‘Critical Conversations: Michael Pol Christian Theology’, ed. Murray A. Rae, Pickwick Publications, 200 pp. $20.00
In this volume, the thought of chemist-turned-philosopher Michael Polanyi is put into conversation with various aspects of Christian thought. Polanyi, largely due to (I suspect) T.F. Torrance, is generally seen as a figure congenial to theology, and these essays show the extent to which his thinking has proven useful here. For those unfamiliar with Polanyi, the first essay proper, by Tony Clark will serve as a solid intro to the basic contours of his epistemology (tacit knowledge, personal knowledge, passion, etc). All the distinctive aspects of Polanyi make an appearance here with an eye towards how these aspects apply to religious thought, although unfortunately the religious payoff is just under a page long and leaves much to be desired. As a general introduction to what makes Polanyi attractive to religious and theological thinkers, however, this is a worthy essay.

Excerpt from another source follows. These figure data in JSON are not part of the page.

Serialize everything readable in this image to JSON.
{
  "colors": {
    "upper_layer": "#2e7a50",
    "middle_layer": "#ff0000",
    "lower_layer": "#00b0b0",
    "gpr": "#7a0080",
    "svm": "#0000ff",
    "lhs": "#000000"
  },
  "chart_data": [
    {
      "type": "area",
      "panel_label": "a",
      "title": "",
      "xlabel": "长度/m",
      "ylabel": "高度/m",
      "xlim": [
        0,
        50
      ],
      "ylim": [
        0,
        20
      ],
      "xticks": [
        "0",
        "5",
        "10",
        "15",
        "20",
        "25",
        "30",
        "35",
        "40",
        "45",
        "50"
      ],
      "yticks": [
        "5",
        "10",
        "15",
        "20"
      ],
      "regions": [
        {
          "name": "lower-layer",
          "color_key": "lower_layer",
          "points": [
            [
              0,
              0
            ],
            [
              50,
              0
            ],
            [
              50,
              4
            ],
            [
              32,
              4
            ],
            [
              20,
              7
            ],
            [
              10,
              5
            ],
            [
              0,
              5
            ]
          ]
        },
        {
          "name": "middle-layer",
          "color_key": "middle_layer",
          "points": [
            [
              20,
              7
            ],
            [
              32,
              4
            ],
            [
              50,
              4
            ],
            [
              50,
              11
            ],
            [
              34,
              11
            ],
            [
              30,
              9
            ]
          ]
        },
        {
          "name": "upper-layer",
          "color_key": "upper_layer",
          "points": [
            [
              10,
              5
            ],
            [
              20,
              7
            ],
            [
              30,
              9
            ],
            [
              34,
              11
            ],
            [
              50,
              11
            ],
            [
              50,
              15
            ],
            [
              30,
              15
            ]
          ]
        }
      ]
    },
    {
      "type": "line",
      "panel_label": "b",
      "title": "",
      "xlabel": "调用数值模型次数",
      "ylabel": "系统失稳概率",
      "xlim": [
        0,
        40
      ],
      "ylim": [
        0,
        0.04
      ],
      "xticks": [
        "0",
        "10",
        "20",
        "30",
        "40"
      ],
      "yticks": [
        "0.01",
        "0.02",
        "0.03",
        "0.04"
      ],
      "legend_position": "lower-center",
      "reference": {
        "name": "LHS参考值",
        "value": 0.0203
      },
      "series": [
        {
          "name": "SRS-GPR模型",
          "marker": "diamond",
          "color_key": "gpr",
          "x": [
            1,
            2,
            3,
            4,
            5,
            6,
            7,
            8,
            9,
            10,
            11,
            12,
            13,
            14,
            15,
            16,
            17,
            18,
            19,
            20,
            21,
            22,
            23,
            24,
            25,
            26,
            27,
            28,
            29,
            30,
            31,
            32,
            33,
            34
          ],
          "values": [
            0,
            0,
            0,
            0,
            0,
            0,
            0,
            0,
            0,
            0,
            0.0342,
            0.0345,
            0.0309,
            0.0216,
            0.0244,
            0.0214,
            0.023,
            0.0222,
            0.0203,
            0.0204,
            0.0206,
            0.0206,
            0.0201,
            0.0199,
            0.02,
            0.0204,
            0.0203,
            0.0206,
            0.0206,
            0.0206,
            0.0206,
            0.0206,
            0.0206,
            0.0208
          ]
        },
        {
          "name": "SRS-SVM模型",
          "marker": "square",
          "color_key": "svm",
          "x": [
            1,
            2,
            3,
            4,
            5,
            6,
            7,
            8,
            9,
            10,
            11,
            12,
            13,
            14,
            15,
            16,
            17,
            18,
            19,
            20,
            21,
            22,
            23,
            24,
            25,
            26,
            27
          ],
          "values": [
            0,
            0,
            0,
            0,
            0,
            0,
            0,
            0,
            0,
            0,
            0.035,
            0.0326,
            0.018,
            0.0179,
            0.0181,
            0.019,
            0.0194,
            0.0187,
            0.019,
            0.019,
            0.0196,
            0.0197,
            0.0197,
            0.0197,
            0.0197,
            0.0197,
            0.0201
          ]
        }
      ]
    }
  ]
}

The following essay, by R.T. Allen, is also extremely helpful in exploring Polanyi’s notion of ‘logical gaps’ which require heuristic passion to cross as well as showing the extent to which Polanyi appears to largely be Augustinian in his epistemology. Lincoln Harvey’s essay, which follows Allen’s, is also tantalizing in its suggestion of knowing as a social act or practice (I wish this had been developed further).
For a figure as legitimately interesting as Polanyi, the essays here, with one or two exceptions (which I’ll get into shortly) largely fall flat in putting him into genuine critical conversation. David J. Kettle’s essay ‘Truth and Dialogue’, for example, revolves entirely around Polanyi and Gadamer as opponents of Descartes – however, not once is Descartes himself mentioned or even footnoted. Instead, ‘Cartesian approaches to knowlegde’ and ‘Cartesian habits of imagination’ are deployed as a kind of bogey-man. Gadamer is, of course, interesting enough, and but these invocations of vague buzzwords inspire little confidence that Kettle really wants a critical conversation. These kinds of invocations abound in this volume, unfortunately – one wonders if reading Polanyi is seen as itself authorization or entitlement to invoke these kinds of buzzwords without doing the necessary work of engaging at a primary level. Paul Forster’s essay on Polanyi and Barth falls flat as well – the conversation between the two feels less like actual conversation and more like a forced matchmaking (Forster’s invocation of ‘greek influence’ as a bogeyman shows the extent to which little actual work has been done here).
Equally frustrating is the narrow scope of the conversation(s). While Polanyi is paired with a wide range of conversation partners, the actual conversations revolve almost exclusively around one or two aspects of his epistemology (usually tacit knowledge). While this is of course significant in Polanyi, it is equally significant that the more technical sides of Polanyi (for example, his work in probability theory, formal logic, and semantics) are largely ignored here. A notable exception is Paul Weston’s essay on Polanyi and Newbigin, where Polanyi’s critique of doubt is fleshed out (and the critique of doubt, to me anyway, is one of the most interesting aspects of Polanyi’s thinking). Weston’s essay stands out in this collection – though he does invoke a few buzzwords – as very much worth reading and as an example of the kind of conversation that Polanyi needs to be in. Weston’s essay, along with the three first essays mentioned above, are all for the most part solid engagements.
I’m puzzled by a few admissions in this volume. There is no mention of Polanyi’s actual understanding of religion or his reliance on Tillich (Polanyi explicitly states in Personal Knowledge that he follows Tillich on matters of theology), no engagement with his notion of commitment or risk in even the most basic logical propositions. Perhaps most puzzling is the complete absence (except for one mention in a footnote) of T.F. Torrance, who as I noted above is responsible for Polanyi being as well-known as he is within the theology world. Torrance built a good deal of his own thinking on Polanyi but could also be sharply critical of him.
While there are some helpful essays in this volume, I’m generally left with a bad taste in my mouth after reading through most of this collection. I’d recommend the first three essays, as well as Weston’s, but the rest unfortunately aren’t up to the same standard.